Rafael Galvañ Esplà, posiblemente el más veterano seguidor rojiblanco del Estado, ya superados los 97 años, presenció ‘in situ’ el partido que el pasado domingo disputaron en el estadio ‘Martínez Valero’, su Athletic de Bilbao y el Elche CF, con victoria de los ‘leones’ por 1 gol a 4.
Acompañado de su hijo Rafa, el sr. Galvañ se desplazó hasta la capital ilicitana disfrutando del buen juego de su equipo, al que se ha mantenido fiel desde que tiene uso de razón, no obstante haber atravesado altibajos en cuanto a clasificación y resultados, por lo que siempre luce orgulloso en su ojal el escudo del club de sus amores.
Aunque los tripulantes de las distintas embarcaciones en las que ha estado embarcado tenían sus preferencias por los equipos ‘grandes’ (Madrid y Barcelona), él se decantó por el conjunto vasco, del que le atraían su carácter aguerrido, tenacidad y garra (de ahí lo de ‘leones’), unidas al sentimiento propio y el apoyo a la cantera.
En aquella mitad del siglo pasado, sin ningún medio de comunicación, la única información venía a través de la prensa deportiva y los álbumes de cromos y durante el mes y medio que duraba el viaje en altamar, las embarcaciones estaban incomunicadas del mundo, al no disponer a bordo de equipo alguno de telefonía ni radio hasta finales de los cincuenta.

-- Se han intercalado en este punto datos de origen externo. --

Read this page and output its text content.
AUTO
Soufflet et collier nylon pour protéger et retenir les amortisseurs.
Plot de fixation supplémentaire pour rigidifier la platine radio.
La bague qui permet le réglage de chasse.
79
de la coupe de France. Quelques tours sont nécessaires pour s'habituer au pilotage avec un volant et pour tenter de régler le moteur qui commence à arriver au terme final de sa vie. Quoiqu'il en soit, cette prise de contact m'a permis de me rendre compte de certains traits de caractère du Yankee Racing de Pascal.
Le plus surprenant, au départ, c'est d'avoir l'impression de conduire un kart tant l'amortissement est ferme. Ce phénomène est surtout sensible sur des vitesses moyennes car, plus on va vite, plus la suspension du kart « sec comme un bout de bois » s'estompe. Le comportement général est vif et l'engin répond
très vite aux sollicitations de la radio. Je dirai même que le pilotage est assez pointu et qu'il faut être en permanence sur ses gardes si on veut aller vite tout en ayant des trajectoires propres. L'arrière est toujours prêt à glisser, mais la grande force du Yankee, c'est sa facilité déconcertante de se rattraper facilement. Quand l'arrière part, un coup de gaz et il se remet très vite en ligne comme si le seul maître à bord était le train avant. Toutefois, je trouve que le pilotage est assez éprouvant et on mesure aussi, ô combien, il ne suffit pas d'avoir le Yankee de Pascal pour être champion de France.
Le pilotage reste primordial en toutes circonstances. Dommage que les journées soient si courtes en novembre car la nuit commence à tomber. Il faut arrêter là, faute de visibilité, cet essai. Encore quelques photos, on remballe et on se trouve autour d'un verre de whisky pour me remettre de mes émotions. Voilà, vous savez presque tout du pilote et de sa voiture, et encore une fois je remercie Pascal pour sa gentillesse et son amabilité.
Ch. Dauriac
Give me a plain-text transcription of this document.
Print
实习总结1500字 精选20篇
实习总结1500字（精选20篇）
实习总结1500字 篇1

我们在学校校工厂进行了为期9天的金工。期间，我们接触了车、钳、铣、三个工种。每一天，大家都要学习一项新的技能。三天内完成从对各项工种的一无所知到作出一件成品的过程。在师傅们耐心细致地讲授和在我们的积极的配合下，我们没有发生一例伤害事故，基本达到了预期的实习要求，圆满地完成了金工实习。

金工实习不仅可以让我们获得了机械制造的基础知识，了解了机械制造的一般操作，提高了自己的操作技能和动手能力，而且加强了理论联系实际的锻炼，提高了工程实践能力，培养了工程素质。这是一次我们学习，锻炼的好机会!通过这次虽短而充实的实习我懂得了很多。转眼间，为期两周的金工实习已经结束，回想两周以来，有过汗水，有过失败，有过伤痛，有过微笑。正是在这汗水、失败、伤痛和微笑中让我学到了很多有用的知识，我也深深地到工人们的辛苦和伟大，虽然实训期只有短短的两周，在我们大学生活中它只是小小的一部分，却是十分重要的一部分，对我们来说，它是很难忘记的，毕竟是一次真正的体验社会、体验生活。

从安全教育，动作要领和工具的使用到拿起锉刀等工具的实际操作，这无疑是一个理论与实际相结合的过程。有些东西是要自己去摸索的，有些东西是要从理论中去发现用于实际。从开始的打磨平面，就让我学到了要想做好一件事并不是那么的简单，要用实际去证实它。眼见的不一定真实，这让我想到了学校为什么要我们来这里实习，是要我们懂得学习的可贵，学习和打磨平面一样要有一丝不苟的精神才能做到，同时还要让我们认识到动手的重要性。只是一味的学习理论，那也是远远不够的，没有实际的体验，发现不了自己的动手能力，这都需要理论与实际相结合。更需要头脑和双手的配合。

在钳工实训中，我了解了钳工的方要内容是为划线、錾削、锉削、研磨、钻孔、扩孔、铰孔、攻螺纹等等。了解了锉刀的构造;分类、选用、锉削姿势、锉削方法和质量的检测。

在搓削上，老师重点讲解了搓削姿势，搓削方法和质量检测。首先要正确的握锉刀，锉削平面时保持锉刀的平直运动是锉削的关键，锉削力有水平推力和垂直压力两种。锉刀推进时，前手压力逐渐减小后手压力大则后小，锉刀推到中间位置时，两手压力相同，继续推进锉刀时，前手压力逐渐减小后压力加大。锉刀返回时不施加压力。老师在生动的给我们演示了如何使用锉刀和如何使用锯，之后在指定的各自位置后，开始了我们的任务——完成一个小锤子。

“Recuerdo que en 1958, ya escuchamos por un transistor la final de Copa que el Athletic le gano al R. Madrid, en el mismísimo estadio de ‘Chamartín’, y con el público y los árbitros en contra. En ese partido algunos de aquellos futbolistas míticos como Iriondo, Zarra o Panizo ya estaban retirados, pero aun así, los ‘leones’ que salieron se impusieron a los ‘merengues’ por dos goles a cero, obra de Arieta y Mauri”, precisa el tío Rafel ‘felip’, como es conocido en El Campello.